As you can see, several external DLLs are called to prepare Windows components for duplication stages. The number of Windows component providers has only increased with each new version of Windows. While the Windows Vista and higher Sysprep providers are no longer registered in INF files they still exist (see the Sysprep Provider Developers Guide for details). There are 26 Windows component providers currently used in Windows 7 during the “generalize” process and 21 used during “specialize” (numbers that could change with any Windows update or service pack).
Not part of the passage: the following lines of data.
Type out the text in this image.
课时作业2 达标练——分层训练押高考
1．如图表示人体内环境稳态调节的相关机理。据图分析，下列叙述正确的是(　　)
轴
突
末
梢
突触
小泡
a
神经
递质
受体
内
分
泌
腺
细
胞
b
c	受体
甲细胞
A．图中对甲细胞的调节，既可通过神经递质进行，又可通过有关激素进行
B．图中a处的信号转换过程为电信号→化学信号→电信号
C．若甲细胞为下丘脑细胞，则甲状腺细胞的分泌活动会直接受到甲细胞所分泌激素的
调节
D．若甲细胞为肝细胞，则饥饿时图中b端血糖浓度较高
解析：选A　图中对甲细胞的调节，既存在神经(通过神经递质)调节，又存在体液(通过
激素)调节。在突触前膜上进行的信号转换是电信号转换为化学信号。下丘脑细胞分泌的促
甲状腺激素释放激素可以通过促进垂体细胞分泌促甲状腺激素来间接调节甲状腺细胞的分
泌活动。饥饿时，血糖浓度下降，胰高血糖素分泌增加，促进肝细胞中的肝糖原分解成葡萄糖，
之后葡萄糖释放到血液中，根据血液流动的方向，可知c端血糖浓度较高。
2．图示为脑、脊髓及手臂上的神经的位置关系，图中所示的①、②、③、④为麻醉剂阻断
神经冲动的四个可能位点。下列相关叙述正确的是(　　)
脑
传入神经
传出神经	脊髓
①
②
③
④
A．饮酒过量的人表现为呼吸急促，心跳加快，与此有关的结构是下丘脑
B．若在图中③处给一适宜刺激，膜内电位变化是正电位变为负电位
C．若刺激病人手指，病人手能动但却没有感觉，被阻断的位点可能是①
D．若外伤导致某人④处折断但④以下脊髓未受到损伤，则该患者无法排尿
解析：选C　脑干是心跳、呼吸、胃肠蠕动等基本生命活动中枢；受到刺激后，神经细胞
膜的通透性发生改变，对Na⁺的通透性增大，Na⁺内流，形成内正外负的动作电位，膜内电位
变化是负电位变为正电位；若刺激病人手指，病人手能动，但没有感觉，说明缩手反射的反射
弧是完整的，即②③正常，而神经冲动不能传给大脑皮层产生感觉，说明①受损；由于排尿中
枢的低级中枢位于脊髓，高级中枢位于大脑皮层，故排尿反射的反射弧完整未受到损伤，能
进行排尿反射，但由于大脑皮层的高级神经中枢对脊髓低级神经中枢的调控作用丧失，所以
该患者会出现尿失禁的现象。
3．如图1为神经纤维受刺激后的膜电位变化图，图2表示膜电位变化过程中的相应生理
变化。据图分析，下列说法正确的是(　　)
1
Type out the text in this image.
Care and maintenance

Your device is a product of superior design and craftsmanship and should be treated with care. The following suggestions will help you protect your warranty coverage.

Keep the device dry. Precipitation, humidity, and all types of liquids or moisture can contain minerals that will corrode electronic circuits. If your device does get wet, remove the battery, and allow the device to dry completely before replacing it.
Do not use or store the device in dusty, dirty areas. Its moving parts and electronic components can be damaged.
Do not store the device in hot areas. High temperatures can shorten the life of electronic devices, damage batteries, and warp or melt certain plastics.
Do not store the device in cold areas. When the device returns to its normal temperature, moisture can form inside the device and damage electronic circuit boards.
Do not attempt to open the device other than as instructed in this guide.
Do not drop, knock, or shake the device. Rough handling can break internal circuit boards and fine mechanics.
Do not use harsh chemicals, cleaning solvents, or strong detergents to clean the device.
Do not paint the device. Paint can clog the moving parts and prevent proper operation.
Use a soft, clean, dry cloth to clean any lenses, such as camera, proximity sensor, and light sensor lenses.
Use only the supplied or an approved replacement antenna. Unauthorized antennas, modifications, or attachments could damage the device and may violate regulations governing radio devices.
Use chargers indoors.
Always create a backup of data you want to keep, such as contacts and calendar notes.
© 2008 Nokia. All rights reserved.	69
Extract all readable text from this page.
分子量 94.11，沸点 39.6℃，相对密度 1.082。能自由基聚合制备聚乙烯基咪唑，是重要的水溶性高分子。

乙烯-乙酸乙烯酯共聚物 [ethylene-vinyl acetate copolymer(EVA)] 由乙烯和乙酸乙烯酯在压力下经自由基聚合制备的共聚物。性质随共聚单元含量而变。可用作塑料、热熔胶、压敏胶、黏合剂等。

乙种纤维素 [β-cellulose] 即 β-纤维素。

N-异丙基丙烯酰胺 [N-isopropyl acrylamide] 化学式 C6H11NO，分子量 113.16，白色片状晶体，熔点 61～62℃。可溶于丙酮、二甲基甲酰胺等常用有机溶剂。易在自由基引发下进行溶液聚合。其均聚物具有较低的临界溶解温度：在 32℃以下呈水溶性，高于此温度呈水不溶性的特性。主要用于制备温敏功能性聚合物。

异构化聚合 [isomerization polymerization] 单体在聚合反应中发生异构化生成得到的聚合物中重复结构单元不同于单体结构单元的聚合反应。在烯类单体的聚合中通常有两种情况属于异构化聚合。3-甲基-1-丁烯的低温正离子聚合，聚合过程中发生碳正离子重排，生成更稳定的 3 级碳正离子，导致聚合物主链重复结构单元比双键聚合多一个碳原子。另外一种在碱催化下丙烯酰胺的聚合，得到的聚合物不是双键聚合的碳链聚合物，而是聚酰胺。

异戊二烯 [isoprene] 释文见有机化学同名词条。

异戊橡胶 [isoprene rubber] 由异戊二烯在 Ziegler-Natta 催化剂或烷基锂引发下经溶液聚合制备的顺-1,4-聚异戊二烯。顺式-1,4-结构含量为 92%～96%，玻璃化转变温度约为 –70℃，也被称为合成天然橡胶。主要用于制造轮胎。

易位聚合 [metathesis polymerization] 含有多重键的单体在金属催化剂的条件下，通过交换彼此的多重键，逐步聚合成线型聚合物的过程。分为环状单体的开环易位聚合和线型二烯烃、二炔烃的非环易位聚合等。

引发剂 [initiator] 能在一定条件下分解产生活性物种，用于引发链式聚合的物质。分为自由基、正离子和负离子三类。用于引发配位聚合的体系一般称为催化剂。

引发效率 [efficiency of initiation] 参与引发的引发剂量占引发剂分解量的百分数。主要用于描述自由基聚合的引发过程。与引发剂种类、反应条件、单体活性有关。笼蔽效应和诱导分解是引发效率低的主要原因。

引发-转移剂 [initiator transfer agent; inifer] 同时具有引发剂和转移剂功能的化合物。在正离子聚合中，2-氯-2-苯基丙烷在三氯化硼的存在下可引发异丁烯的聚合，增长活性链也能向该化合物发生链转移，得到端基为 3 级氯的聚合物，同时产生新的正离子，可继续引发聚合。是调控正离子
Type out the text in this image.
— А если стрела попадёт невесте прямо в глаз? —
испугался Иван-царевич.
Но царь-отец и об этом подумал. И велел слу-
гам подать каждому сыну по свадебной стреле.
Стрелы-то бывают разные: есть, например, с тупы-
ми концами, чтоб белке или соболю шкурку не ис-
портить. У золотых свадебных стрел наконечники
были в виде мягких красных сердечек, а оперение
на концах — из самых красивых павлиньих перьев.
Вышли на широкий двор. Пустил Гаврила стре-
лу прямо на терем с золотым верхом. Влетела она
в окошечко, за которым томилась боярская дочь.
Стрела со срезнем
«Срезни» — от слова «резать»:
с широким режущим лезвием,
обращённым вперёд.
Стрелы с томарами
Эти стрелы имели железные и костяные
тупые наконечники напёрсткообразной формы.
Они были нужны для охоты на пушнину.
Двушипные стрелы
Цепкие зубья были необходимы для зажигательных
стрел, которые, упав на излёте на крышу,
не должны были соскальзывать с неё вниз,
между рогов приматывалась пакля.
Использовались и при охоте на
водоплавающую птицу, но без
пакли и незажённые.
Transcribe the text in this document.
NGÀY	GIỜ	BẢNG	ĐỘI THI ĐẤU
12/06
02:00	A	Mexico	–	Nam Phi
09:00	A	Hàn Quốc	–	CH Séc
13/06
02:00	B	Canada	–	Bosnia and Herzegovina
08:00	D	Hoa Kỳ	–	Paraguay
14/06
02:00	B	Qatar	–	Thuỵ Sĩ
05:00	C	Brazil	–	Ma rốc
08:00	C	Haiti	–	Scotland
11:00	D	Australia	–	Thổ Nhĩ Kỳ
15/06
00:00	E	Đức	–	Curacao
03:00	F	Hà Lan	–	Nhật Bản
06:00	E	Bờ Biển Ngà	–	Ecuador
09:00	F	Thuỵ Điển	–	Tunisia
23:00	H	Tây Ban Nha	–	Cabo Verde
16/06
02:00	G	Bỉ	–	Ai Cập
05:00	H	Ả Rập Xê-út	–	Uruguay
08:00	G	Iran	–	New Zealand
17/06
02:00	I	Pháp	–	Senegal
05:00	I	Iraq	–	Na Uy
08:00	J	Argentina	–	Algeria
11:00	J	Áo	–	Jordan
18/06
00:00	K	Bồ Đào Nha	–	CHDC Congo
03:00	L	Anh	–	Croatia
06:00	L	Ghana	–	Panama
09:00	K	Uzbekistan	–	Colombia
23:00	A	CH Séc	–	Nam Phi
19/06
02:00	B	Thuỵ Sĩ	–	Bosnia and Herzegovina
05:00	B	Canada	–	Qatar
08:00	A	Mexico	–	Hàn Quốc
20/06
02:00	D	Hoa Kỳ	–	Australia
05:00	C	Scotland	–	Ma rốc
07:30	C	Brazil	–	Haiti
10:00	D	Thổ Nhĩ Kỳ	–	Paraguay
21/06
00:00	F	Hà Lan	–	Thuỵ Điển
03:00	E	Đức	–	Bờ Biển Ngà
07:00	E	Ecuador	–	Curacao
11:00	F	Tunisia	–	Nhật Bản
Because of what I have shown here, I submit that since at least Windows 2000 it was never a best practice to simply run a SID-resetting utility like NewSID to prepare an installation of Windows for duplication. (It was certainly never a Microsoft recommended best practice.) These tools simply do not do everything that the Sysprep duplication stages do. Even if SID regeneration were to be removed from the duplication stages in future versions of Windows, the Microsoft Policy Statement in KB314828 regarding the use of Sysprep is unlikely to change. With each new version of the operating system the Sysprep duplication stages have become more complex. Simply removing SID regeneration is unlikely to change this. Cloning without running Sysprep can affect components such as the Windows Update client when used with Windows Server Update Services, Network Load Balancing , MSDTC, Vista and higher Key Management Server activation, and others.
On the topic of SID duplication itself, I think it would be a mistake to remove SID generation from Sysprep duplication stages. There is at least one case where duplicate SIDs are a problem that Mark discusses where a member server cannot have the same SID as a domain controller. Therefore, if a server image is used to create the first domain controller for a new domain it cannot but used for any member servers without changing the SID. Also, having unique local SIDs provides an easy first check as to whether machines were duplicated correctly. Finally, without a thorough review of the Windows source code and every third party application, I’d say it is premature to say that nothing else depends on unique SIDs.
Although there may be few consequences of SID duplication per se, what the Microsoft development and support teams are really concerned about are installations of Windows that were duplicated without using Sysprep. Duplicate SIDs are a “symptom” of installations that are improperly duplicated.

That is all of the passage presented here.